Loops and the or operator or not introduced in this point of the course. I would be very impressed if you found a method to validate user input with what you learned in the lessons so far

Yes, we where running a bit to help with the validation of userinput


#6

i found this thread hoping to find an answer regarding the rock paper scissors inappropriate answer input.
if only i could figure a way out how to validate answers without using lessons that haven't taught yet i mean beyond the loops, etc.

i just need to know if it's possible so I wont stop figuring out for a solution. thanks!


#7

functions are taught, so you could do:

var validate = function(){
    var userChoice = prompt("Do you choose rock, paper or scissors?");
    if (userChoice != "rock" && userChoice != "paper" && userChoice != "scissors"){
        validate()
    }
}
validate()

But as you can see, this code is more complicated then a loop. But the answer to your question is: Yes, it can be done with what you learned


#8

but the "!=" and the "&&" haven't even been taught yet :frowning:


#9

!== then? which is the same except it also checks data type. != is taught, && simply's means and. Really? I would have to check, but && is quit vital, i would say it is taught early in the course.

!== is taught, i checked it. Well, you could do something like:

var validate = function(){
    var userChoice = prompt("Do you choose rock, paper or scissors?");
    if (userChoice == "rock"){return}
    if (userChoice == "paper"){return}
    if (userChoice == "scissors"){return}
   validate()
}
validate()

There are so many ways to solve this problem.

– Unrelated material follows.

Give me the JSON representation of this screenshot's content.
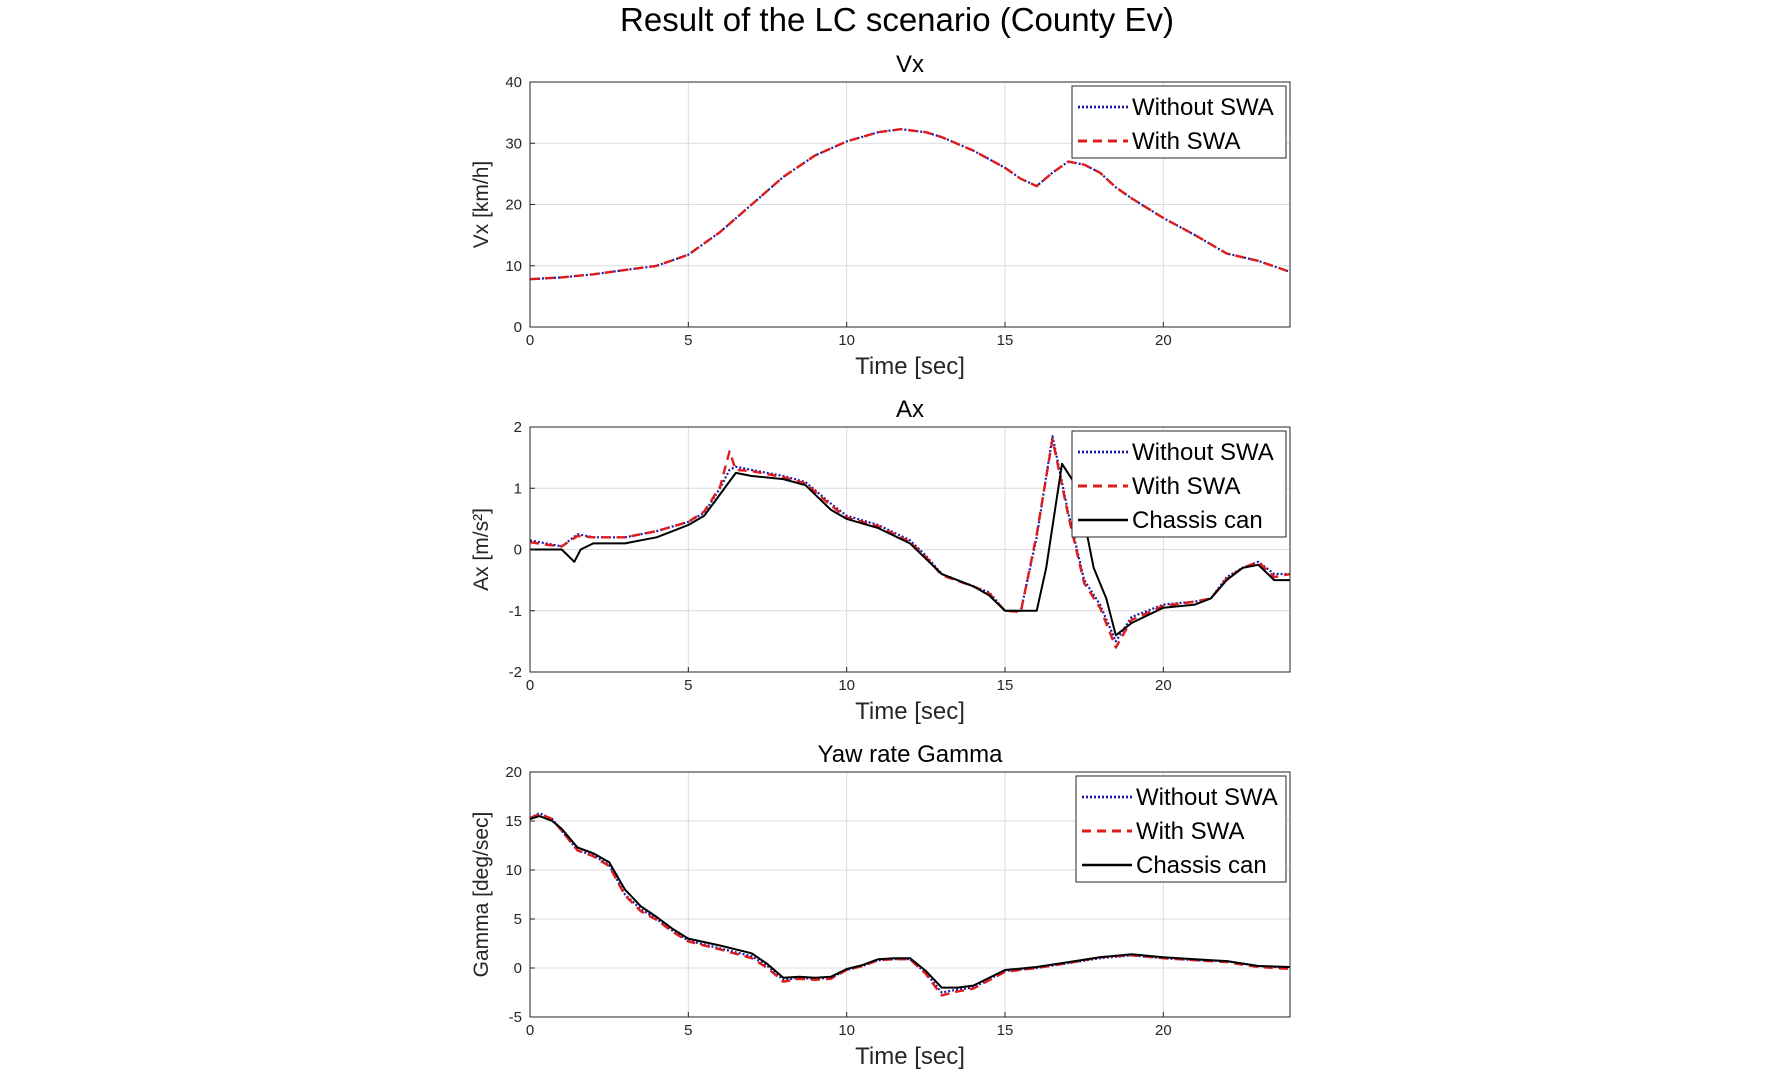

Edit: This needs to be integrated into a existing rock, paper and scissors game.


#10

I came to this topic for the same reason as chesterkins2, and I wondered if you might tell me where you would put this block of code (your most recent one.) Would I put it in early on or add it on to the code I already have? Thank you!


#11

I am trying to help, but this means i am also trying to let you guys do the step of thinking (to improve understanding). Where would you put it? And why?

I would personally put it after the userChoice and ComputerChoice but before you start comparing with your compare function


#12

I understand, that is what I'm here for, learning coding, and this particular exercise is made so I can think. I was going to put it after the whole block that defines the code, and before the if else statements. it just seems like that would be a good place. I wasn't sure if it mattered where it went! :smile:


#13

Well, it does matter where you put it. Think about it for a second, what are the steps of the program? The steps are the following:

  • giving the computer a choice by means of random number
  • asking the user for input
  • compare the user and computer choice, and give a winner

Now, where would it make it sense to insert a user input validation?

i would put the user validation after you asked the user for input (since otherwise you don't have input yet, which makes validation rather difficult), but before you start comparing (you want to compare with valid user input)


#14

That makes sense, I should have thought about it a bit more! If I had, I would have realized that!:persevere: Thank you for your help.